A 21-year-old man with piercing blue eyes, chiselled face, smooth olive skin, tight rippled stomach and deep Latino accent tends to smuggle commercial quantities of cocaine if he’s not involved in a murder conspiracy.
(From the Spanish movies El Niño and Marshland)
Click here to see who I’m talking about.
Jesús Castro.
At the 2015 Spanish Film Festival, I spent a Saturday seeing five movies. Jesús Castro was arrested for drug smuggling in the afternoon and murder in the evening. (Or at least, the characters he was playing were!)

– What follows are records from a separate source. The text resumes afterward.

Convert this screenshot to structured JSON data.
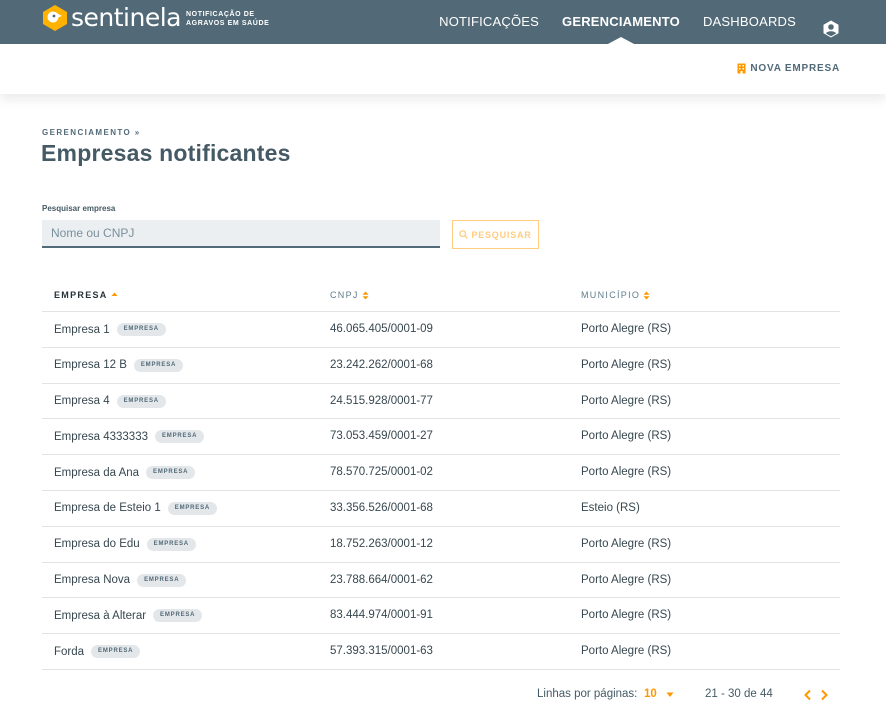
{
  "app": {
    "logo_text": "sentinela",
    "tagline": "Notificação de agravos em saúde"
  },
  "nav": {
    "items": [
      {
        "label": "NOTIFICAÇÕES",
        "active": false
      },
      {
        "label": "GERENCIAMENTO",
        "active": true
      },
      {
        "label": "DASHBOARDS",
        "active": false
      }
    ],
    "user_icon": "user-hexagon-icon"
  },
  "subheader": {
    "new_company_label": "NOVA EMPRESA",
    "new_company_icon": "building-icon"
  },
  "breadcrumb": "GERENCIAMENTO »",
  "page_title": "Empresas notificantes",
  "search": {
    "label": "Pesquisar empresa",
    "placeholder": "Nome ou CNPJ",
    "value": "",
    "button_label": "PESQUISAR"
  },
  "table": {
    "columns": [
      {
        "label": "EMPRESA",
        "sort": "asc"
      },
      {
        "label": "CNPJ",
        "sort": "none"
      },
      {
        "label": "MUNICÍPIO",
        "sort": "none"
      }
    ],
    "rows": [
      {
        "name": "Empresa 1",
        "badge": "EMPRESA",
        "cnpj": "46.065.405/0001-09",
        "city": "Porto Alegre (RS)"
      },
      {
        "name": "Empresa 12 B",
        "badge": "EMPRESA",
        "cnpj": "23.242.262/0001-68",
        "city": "Porto Alegre (RS)"
      },
      {
        "name": "Empresa 4",
        "badge": "EMPRESA",
        "cnpj": "24.515.928/0001-77",
        "city": "Porto Alegre (RS)"
      },
      {
        "name": "Empresa 4333333",
        "badge": "EMPRESA",
        "cnpj": "73.053.459/0001-27",
        "city": "Porto Alegre (RS)"
      },
      {
        "name": "Empresa da Ana",
        "badge": "EMPRESA",
        "cnpj": "78.570.725/0001-02",
        "city": "Porto Alegre (RS)"
      },
      {
        "name": "Empresa de Esteio 1",
        "badge": "EMPRESA",
        "cnpj": "33.356.526/0001-68",
        "city": "Esteio (RS)"
      },
      {
        "name": "Empresa do Edu",
        "badge": "EMPRESA",
        "cnpj": "18.752.263/0001-12",
        "city": "Porto Alegre (RS)"
      },
      {
        "name": "Empresa Nova",
        "badge": "EMPRESA",
        "cnpj": "23.788.664/0001-62",
        "city": "Porto Alegre (RS)"
      },
      {
        "name": "Empresa à Alterar",
        "badge": "EMPRESA",
        "cnpj": "83.444.974/0001-91",
        "city": "Porto Alegre (RS)"
      },
      {
        "name": "Forda",
        "badge": "EMPRESA",
        "cnpj": "57.393.315/0001-63",
        "city": "Porto Alegre (RS)"
      }
    ]
  },
  "pagination": {
    "rows_per_page_label": "Linhas por páginas:",
    "rows_per_page": "10",
    "range": "21 - 30 de 44"
  },
  "colors": {
    "header_bg": "#526a78",
    "accent": "#ff9800",
    "text": "#37474f"
  }
}
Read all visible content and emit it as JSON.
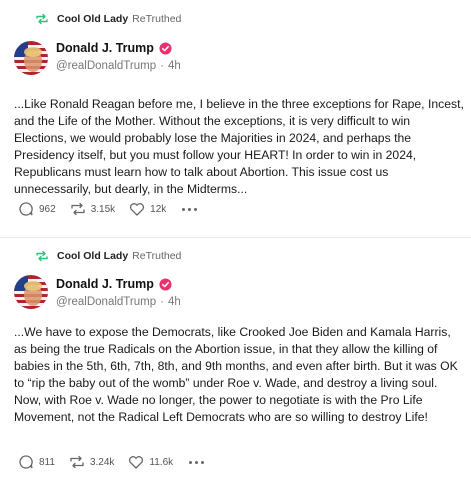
{
  "posts": [
    {
      "retruth_user": "Cool Old Lady",
      "retruth_action": "ReTruthed",
      "author_name": "Donald J. Trump",
      "author_handle": "@realDonaldTrump",
      "separator": "·",
      "time": "4h",
      "text": "...Like Ronald Reagan before me, I believe in the three exceptions for Rape, Incest, and the Life of the Mother. Without the exceptions, it is very difficult to win Elections, we would probably lose the Majorities in 2024, and perhaps the Presidency itself, but you must follow your HEART! In order to win in 2024, Republicans must learn how to talk about Abortion. This issue cost us unnecessarily, but dearly, in the Midterms...",
      "replies": "962",
      "retruths": "3.15k",
      "likes": "12k"
    },
    {
      "retruth_user": "Cool Old Lady",
      "retruth_action": "ReTruthed",
      "author_name": "Donald J. Trump",
      "author_handle": "@realDonaldTrump",
      "separator": "·",
      "time": "4h",
      "text": "...We have to expose the Democrats, like Crooked Joe Biden and Kamala Harris, as being the true Radicals on the Abortion issue, in that they allow the killing of babies in the 5th, 6th, 7th, 8th, and 9th months, and even after birth. But it was OK to “rip the baby out of the womb” under Roe v. Wade, and destroy a living soul. Now, with Roe v. Wade no longer, the power to negotiate is with the Pro Life Movement, not the Radical Left Democrats who are so willing to destroy Life!",
      "replies": "811",
      "retruths": "3.24k",
      "likes": "11.6k"
    }
  ],
  "icons": {
    "retruth": "retruth-icon",
    "verified": "verified-badge-icon",
    "reply": "reply-bubble-icon",
    "repost": "retruth-arrows-icon",
    "like": "heart-icon",
    "more": "more-dots-icon"
  },
  "colors": {
    "retruth_green": "#2ec27e",
    "verified_pink": "#e8336f",
    "muted": "#777777"
  }
}
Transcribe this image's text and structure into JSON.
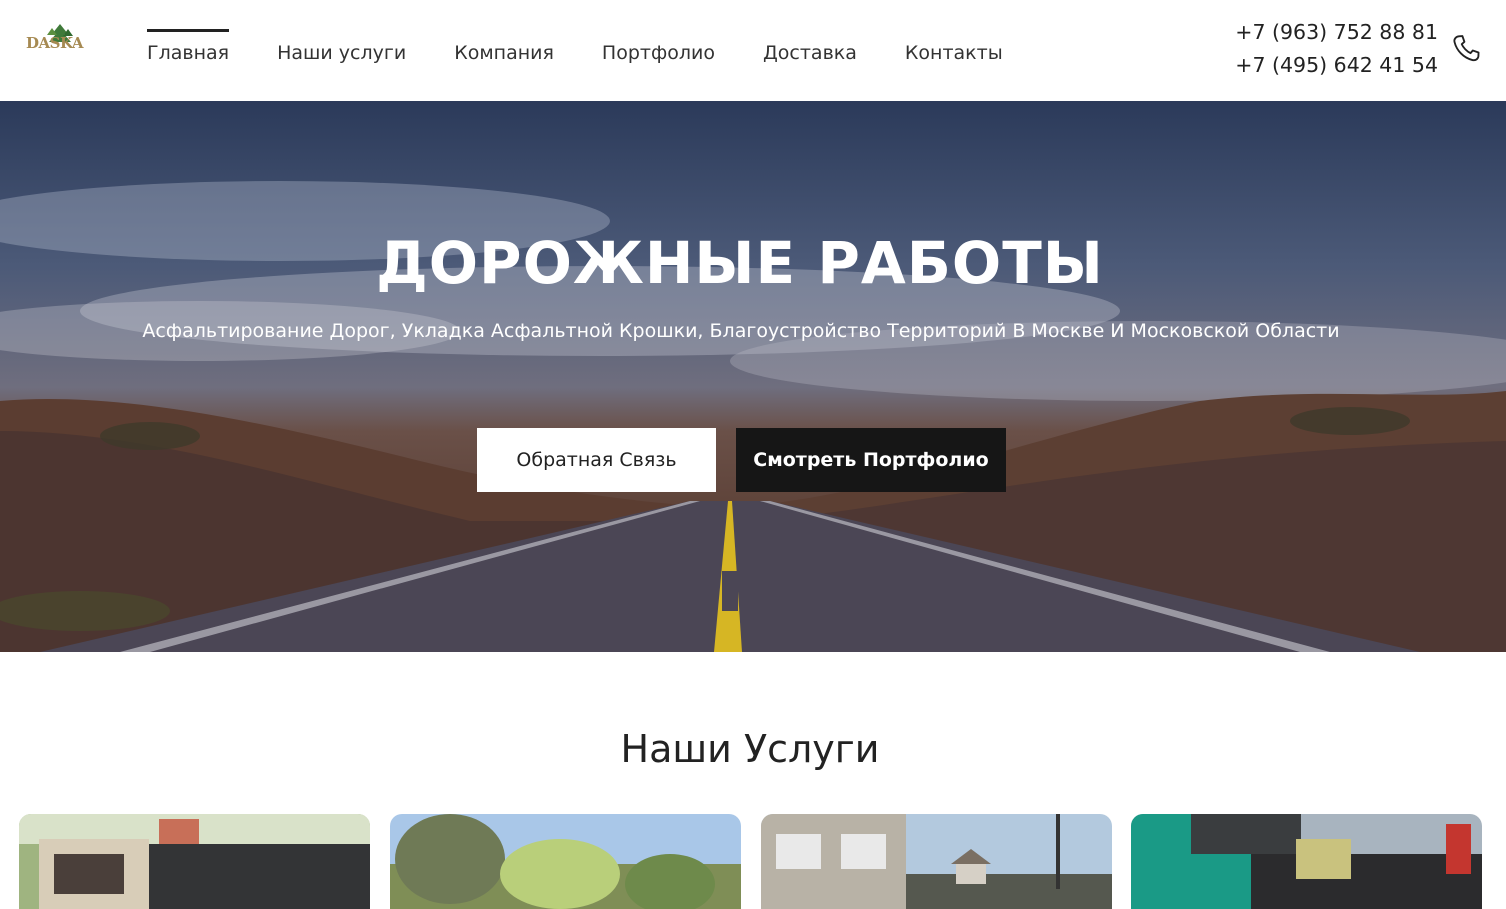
{
  "header": {
    "logo_text": "DASKA",
    "nav": [
      {
        "label": "Главная",
        "active": true
      },
      {
        "label": "Наши услуги"
      },
      {
        "label": "Компания"
      },
      {
        "label": "Портфолио"
      },
      {
        "label": "Доставка"
      },
      {
        "label": "Контакты"
      }
    ],
    "phones": [
      "+7 (963) 752 88 81",
      "+7 (495) 642 41 54"
    ],
    "phone_icon": "phone-icon"
  },
  "hero": {
    "title": "ДОРОЖНЫЕ РАБОТЫ",
    "subtitle": "Асфальтирование Дорог, Укладка Асфальтной Крошки, Благоустройство Территорий В Москве И Московской Области",
    "btn_feedback": "Обратная Связь",
    "btn_portfolio": "Смотреть Портфолио"
  },
  "services": {
    "title": "Наши Услуги"
  },
  "colors": {
    "text_dark": "#222222",
    "button_dark": "#161616",
    "road_line": "#e6c21f"
  }
}
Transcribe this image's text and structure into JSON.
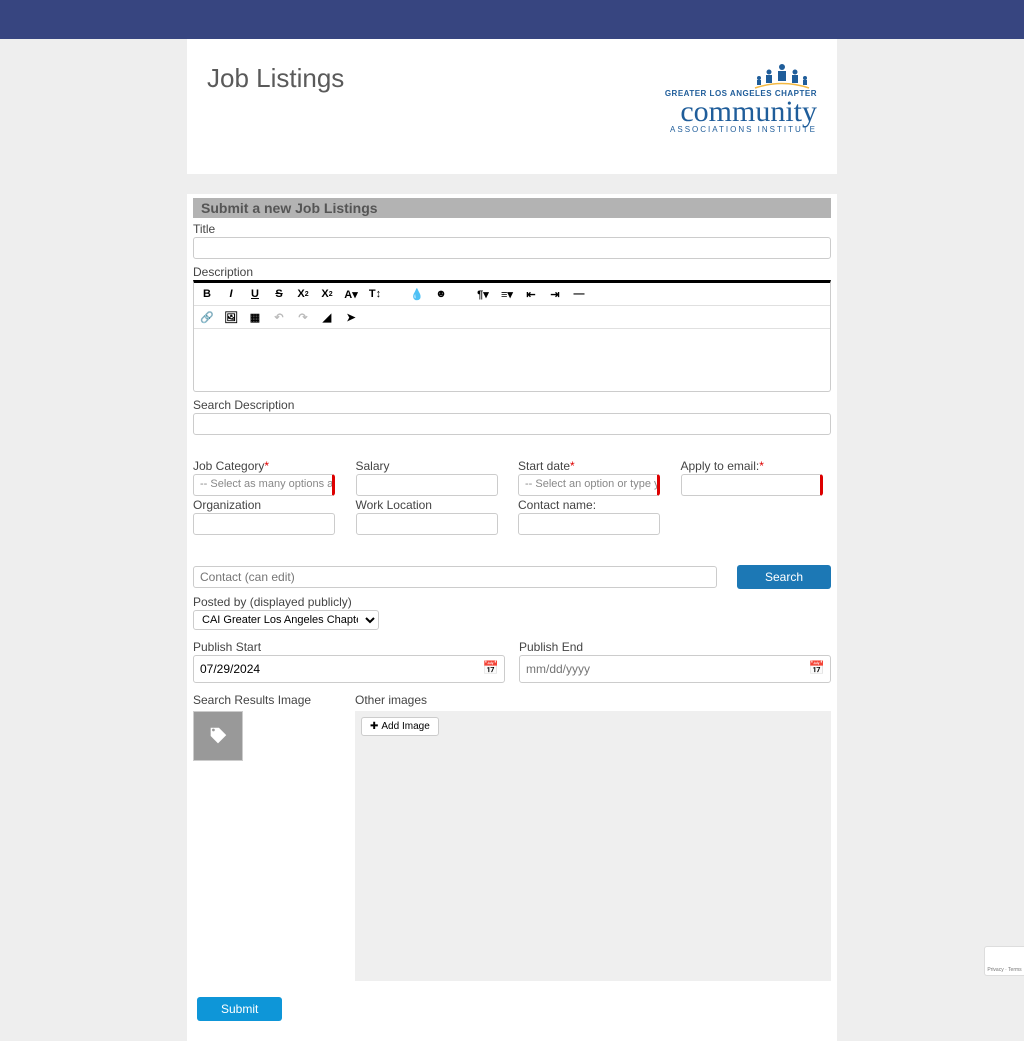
{
  "header": {
    "page_title": "Job Listings",
    "logo": {
      "tag": "GREATER LOS ANGELES CHAPTER",
      "main": "community",
      "sub": "ASSOCIATIONS INSTITUTE"
    }
  },
  "section_title": "Submit a new Job Listings",
  "labels": {
    "title": "Title",
    "description": "Description",
    "search_description": "Search Description",
    "job_category": "Job Category",
    "salary": "Salary",
    "start_date": "Start date",
    "apply_email": "Apply to email:",
    "organization": "Organization",
    "work_location": "Work Location",
    "contact_name": "Contact name:",
    "posted_by": "Posted by (displayed publicly)",
    "publish_start": "Publish Start",
    "publish_end": "Publish End",
    "search_results_image": "Search Results Image",
    "other_images": "Other images"
  },
  "placeholders": {
    "job_category": "-- Select as many options as apply",
    "start_date": "-- Select an option or type your",
    "contact_search": "Contact (can edit)",
    "publish_end": "mm/dd/yyyy"
  },
  "values": {
    "posted_by": "CAI Greater Los Angeles Chapter",
    "publish_start": "07/29/2024"
  },
  "buttons": {
    "search": "Search",
    "submit": "Submit",
    "add_image": "Add Image"
  },
  "recaptcha": "Privacy · Terms"
}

Movies can manipulate you into liking the most awful things. At the end of The Silence of the Lambs, we laugh when a cannibal serial killer says he’s ‘having an old friend for dinner’. We don’t like the intended victim because he used his position at work to make a sleazy comment to the story’s heroine and ask her out on a date. Inappropriate workplace behaviour for sure, but not too many industrial relations systems around the world would include being murdered and eaten as appropriate sanctions for this sort of thing!
In El Niño, the ‘hero’ originally smuggles hash, and only later moves to cocaine. He’s handsome and daring. When the police are in a helicopter chasing him, he defies them in a speed boat. He’s charming, in love with a beautiful woman and has a good friend. His dealers mess him around and there’s corruption in the police force.
The movie could have cut back and forward between him having a laugh and cocaine addicts suffering and dying, but it doesn’t. We want him to get away with committing serious criminal offences that seriously hurt other people. Clever. Powerful.